Las arpías se detuvieron de golpe y le clavaron la mirada.
A Maj le pareció leer estupor y rabia en sus ojos, en sus expresiones humanas. Aquella fracción de segundo le bastó a Cloe para escapar y alcanzar a su compañera, que ya corría por la pradera.
Consiguieron llegar a los primeros edificios cuando algunas arpías ya habían abandonado la persecución. Se metieron en un edificio derruido, cruzaron un arco donde antaño debió de existir un portal y se cobijaron en un hueco de la pared del que salían las escaleras. Subieron corriendo los primeros tramos. Se dejaron caer al suelo en un rellano que daba al hueco de un ascensor.

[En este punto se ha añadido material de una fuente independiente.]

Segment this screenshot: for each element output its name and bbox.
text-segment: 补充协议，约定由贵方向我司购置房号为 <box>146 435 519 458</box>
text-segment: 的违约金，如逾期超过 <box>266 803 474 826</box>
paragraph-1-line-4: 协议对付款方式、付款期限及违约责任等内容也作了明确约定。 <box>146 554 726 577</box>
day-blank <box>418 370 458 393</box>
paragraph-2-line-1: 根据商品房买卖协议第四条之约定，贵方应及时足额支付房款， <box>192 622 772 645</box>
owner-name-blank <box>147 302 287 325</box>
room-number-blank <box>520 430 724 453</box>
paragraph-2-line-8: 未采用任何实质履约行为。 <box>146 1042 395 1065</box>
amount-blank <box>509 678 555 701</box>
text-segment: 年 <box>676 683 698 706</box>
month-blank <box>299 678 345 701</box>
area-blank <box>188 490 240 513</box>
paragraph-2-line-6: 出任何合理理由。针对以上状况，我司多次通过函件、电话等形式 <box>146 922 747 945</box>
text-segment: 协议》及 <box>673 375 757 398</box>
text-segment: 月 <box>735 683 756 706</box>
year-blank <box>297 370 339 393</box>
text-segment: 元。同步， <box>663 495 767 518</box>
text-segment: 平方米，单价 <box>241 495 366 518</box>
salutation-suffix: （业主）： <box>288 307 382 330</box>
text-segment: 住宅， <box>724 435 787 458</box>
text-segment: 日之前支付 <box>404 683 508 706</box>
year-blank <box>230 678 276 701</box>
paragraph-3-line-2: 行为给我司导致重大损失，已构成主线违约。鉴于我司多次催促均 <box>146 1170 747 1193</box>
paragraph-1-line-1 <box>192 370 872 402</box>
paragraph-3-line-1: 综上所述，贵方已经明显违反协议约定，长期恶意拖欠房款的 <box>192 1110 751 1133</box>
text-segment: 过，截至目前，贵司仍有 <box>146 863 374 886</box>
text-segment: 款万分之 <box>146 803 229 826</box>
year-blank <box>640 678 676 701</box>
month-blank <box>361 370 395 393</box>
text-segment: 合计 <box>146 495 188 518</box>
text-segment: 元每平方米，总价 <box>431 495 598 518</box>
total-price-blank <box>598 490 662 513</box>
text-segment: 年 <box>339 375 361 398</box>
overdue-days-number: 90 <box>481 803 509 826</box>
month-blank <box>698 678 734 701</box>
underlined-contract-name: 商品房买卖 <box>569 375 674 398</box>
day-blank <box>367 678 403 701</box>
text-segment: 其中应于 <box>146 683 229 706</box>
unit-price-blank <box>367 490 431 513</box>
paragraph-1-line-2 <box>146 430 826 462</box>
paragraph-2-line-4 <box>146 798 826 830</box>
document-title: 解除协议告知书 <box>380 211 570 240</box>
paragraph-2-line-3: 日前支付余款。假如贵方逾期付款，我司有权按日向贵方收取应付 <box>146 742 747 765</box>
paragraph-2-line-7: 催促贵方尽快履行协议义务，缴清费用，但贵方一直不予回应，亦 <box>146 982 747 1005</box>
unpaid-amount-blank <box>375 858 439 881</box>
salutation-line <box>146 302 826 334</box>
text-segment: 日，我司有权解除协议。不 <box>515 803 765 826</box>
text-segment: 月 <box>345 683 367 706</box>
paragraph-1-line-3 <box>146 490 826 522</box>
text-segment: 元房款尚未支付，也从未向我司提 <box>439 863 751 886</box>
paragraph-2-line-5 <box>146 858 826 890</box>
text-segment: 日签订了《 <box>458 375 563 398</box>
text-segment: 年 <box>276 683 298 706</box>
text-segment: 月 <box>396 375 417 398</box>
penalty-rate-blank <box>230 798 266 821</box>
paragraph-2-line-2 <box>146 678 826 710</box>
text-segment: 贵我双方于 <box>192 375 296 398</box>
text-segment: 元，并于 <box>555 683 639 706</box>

Permanecieron varios minutos en silencio, jadeando, con las cabezas moviéndose de arriba abajo nerviosamente, los músculos crispados que no dejaban de temblar.
Maj miró a Cloe, su rostro, que conjugaba rasgos duros, la mandíbula estrecha, la frente arrugada, y curvas suaves, en las mejillas, alrededor de los ojos.
—No puedo volver al edificio de las amazonas, ve sola, han visto esas imágenes, han visto que soy una niña rica del Paraíso, han visto…
Cloe la interrumpió poniéndole una mano en la boca.
—Todavía no has entendido. Los realizadores te han pintado como una criminal sin escrúpulos, eres la chica del Paraíso, pero la que desafía a los guardias, y cuando las amazonas te juzguen también lo entenderán. Tienes que jugar bien tus cartas.
—¿Por qué estás haciendo todo esto? —volvió a preguntar Maj.
—Porque necesito una amiga.
—No sé si puedo ser una buena amiga —dijo Maj.
—No necesito que seas buena. Solo necesito una amiga.